When my son was home recently, we took in a college baseball game and soon found ourselves having the usual discussion. At some point he always comments on a player's lame walk-up music. I then respond by suggesting that the team eliminate walk-up music entirely, and go with appropriate sound effects. In that spirit, I offer my ideas for the Dodgers.
Chad Billingsley: two peals of thunder
Chris Capuano: a pillow tossed onto shag carpet
Todd Coffey: a recording of a Denny's buffet, Sunday morning
A. J. Ellis: Joe West shouts "Ball Four! Take your base!"
Mark Ellis: an old Regina vacuum cleaner
Scott Elbert: Mr. Burns, "Damned infernal gizmo. My kingdom for a left-handed can opener."
Andre Ethier: an erupting volcano
Dee Gordon: WHOOOOSHHH!
Javy Guerra: a slamming door, followed by the mouse click of the Cheers "We Win" posting
Matt Guerrier: from an old movie, a calendar's pages turn, thirty-six times
Tony Gwynn, Jr.: The San Diego Chicken, choking
Jerry Hairston: A knock at a door, followed by a free copy of The Watchtower
Aaron Harang: Lasorda discussing Dave Kingman's performance
Kenley Jansen: a bazooka
Matt Kemp: a rampaging bison charges across Yellowstone
Adam Kennedy: a rocking chair and a walker on linoleum
Clayton Kershaw: Vin says "public enemy number 1"

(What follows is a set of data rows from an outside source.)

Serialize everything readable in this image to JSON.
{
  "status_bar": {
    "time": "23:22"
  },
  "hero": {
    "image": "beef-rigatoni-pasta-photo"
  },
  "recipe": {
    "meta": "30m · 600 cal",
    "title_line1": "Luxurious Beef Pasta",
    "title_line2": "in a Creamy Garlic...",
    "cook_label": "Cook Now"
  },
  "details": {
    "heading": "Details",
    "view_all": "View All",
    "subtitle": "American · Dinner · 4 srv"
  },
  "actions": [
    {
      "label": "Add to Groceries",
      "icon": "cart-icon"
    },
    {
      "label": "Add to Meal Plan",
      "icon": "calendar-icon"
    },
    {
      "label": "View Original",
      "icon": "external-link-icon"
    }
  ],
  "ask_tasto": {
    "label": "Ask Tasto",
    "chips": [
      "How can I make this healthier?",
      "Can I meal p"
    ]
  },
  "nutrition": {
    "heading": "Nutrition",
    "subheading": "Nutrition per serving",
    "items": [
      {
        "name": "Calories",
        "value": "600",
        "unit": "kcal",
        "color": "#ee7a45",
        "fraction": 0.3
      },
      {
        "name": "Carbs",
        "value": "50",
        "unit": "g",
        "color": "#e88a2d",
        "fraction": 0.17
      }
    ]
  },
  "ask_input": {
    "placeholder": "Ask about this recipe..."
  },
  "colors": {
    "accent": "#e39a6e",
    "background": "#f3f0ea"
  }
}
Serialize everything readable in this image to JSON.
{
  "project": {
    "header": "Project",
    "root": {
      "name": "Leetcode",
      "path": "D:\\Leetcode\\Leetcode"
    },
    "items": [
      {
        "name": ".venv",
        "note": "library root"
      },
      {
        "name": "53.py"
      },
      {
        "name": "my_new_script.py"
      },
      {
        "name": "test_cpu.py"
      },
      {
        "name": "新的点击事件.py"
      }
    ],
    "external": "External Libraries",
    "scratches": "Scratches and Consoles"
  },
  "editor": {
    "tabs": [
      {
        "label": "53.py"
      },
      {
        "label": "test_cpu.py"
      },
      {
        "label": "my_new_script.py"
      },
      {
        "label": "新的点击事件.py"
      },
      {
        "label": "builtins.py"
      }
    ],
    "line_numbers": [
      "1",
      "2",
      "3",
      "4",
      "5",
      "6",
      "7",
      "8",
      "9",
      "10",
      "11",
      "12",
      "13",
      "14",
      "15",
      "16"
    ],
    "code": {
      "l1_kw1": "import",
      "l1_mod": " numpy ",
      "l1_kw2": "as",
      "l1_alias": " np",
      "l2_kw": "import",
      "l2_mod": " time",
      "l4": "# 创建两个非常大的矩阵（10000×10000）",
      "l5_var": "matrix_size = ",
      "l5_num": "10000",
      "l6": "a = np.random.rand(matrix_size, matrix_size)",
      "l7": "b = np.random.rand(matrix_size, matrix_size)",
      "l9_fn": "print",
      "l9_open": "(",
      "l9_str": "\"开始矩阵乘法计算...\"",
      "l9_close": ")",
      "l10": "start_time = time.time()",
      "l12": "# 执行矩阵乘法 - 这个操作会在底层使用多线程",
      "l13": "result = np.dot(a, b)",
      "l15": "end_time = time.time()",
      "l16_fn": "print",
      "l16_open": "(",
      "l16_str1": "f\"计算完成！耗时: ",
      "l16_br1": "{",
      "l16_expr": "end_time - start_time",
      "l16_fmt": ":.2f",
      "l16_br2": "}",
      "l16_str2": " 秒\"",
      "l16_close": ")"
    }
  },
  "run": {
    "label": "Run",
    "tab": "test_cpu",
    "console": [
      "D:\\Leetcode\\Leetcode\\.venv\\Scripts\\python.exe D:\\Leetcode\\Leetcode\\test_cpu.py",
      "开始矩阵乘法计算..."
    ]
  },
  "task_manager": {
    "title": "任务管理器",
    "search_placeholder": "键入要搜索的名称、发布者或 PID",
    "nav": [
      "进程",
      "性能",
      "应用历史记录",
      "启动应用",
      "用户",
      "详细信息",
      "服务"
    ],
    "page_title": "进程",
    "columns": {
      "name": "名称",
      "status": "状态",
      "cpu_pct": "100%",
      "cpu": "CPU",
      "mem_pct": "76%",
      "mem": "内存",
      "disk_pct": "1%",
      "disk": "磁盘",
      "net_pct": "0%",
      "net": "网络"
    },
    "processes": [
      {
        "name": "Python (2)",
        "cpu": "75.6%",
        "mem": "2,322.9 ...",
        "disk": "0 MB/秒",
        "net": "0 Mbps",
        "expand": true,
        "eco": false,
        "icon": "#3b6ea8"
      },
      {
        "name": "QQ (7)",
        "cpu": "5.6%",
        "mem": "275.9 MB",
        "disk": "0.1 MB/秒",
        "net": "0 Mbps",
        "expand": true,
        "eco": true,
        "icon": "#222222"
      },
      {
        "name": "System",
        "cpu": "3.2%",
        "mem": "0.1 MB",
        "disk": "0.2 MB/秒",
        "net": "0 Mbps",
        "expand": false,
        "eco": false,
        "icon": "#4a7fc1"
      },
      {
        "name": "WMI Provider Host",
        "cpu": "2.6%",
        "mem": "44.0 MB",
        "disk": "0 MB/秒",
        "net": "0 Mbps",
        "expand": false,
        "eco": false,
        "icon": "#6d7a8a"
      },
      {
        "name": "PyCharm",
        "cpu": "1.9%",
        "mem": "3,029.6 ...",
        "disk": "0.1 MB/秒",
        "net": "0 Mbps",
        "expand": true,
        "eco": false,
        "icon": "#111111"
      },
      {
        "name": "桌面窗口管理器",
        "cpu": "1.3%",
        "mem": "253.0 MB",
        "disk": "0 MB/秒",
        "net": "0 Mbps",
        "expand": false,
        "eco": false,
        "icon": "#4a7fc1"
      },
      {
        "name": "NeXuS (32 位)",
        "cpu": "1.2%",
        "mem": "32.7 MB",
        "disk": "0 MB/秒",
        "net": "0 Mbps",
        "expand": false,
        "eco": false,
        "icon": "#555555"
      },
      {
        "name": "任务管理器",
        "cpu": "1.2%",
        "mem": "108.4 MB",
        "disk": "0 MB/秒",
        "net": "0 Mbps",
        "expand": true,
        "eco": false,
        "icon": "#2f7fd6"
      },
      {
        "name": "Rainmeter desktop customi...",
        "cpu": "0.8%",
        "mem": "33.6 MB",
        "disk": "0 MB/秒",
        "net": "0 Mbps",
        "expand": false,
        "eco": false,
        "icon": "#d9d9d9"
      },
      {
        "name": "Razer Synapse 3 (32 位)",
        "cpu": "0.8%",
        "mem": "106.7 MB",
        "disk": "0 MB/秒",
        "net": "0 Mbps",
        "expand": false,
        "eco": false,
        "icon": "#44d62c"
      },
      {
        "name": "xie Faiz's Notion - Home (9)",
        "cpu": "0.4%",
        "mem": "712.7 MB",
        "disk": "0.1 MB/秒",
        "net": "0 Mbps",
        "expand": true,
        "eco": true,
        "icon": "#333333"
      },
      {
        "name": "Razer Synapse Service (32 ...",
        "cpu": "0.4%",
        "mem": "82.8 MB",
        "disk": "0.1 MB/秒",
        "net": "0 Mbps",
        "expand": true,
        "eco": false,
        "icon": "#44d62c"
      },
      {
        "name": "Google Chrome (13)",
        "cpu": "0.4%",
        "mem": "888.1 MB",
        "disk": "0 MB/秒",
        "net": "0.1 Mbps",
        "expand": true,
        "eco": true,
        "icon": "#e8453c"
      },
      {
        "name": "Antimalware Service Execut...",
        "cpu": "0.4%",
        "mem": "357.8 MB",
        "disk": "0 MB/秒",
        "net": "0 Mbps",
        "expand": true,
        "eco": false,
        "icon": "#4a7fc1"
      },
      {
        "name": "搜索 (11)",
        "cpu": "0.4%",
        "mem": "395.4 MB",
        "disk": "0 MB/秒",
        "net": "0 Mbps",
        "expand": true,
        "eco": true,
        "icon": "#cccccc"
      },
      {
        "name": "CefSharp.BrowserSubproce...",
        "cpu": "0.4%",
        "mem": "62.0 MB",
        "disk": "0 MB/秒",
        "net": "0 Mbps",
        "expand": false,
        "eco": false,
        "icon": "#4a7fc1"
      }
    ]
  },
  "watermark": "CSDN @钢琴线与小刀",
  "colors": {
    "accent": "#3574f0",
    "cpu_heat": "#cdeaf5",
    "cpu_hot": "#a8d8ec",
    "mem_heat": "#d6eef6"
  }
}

Ted Lilly (DL): Namesake Theodore Roosevelt: "Don't hit at all if it is honorably possible to avoid hitting; but never hit soft."
Josh Lindblom: Albuquerque traffic
James Loney: 50,000 people sigh
Mike MacDougal: Lisa Simpson, "Dad, that's Mac Tonight."
Juan Rivera: a cash register
Justin Sellers: a tattoo needle
Matt Treanor: a beach volleyball game
Juan Uribe: many coins circle a drain
Jamey Wright: Bones McCoy, "He's dead, Jim."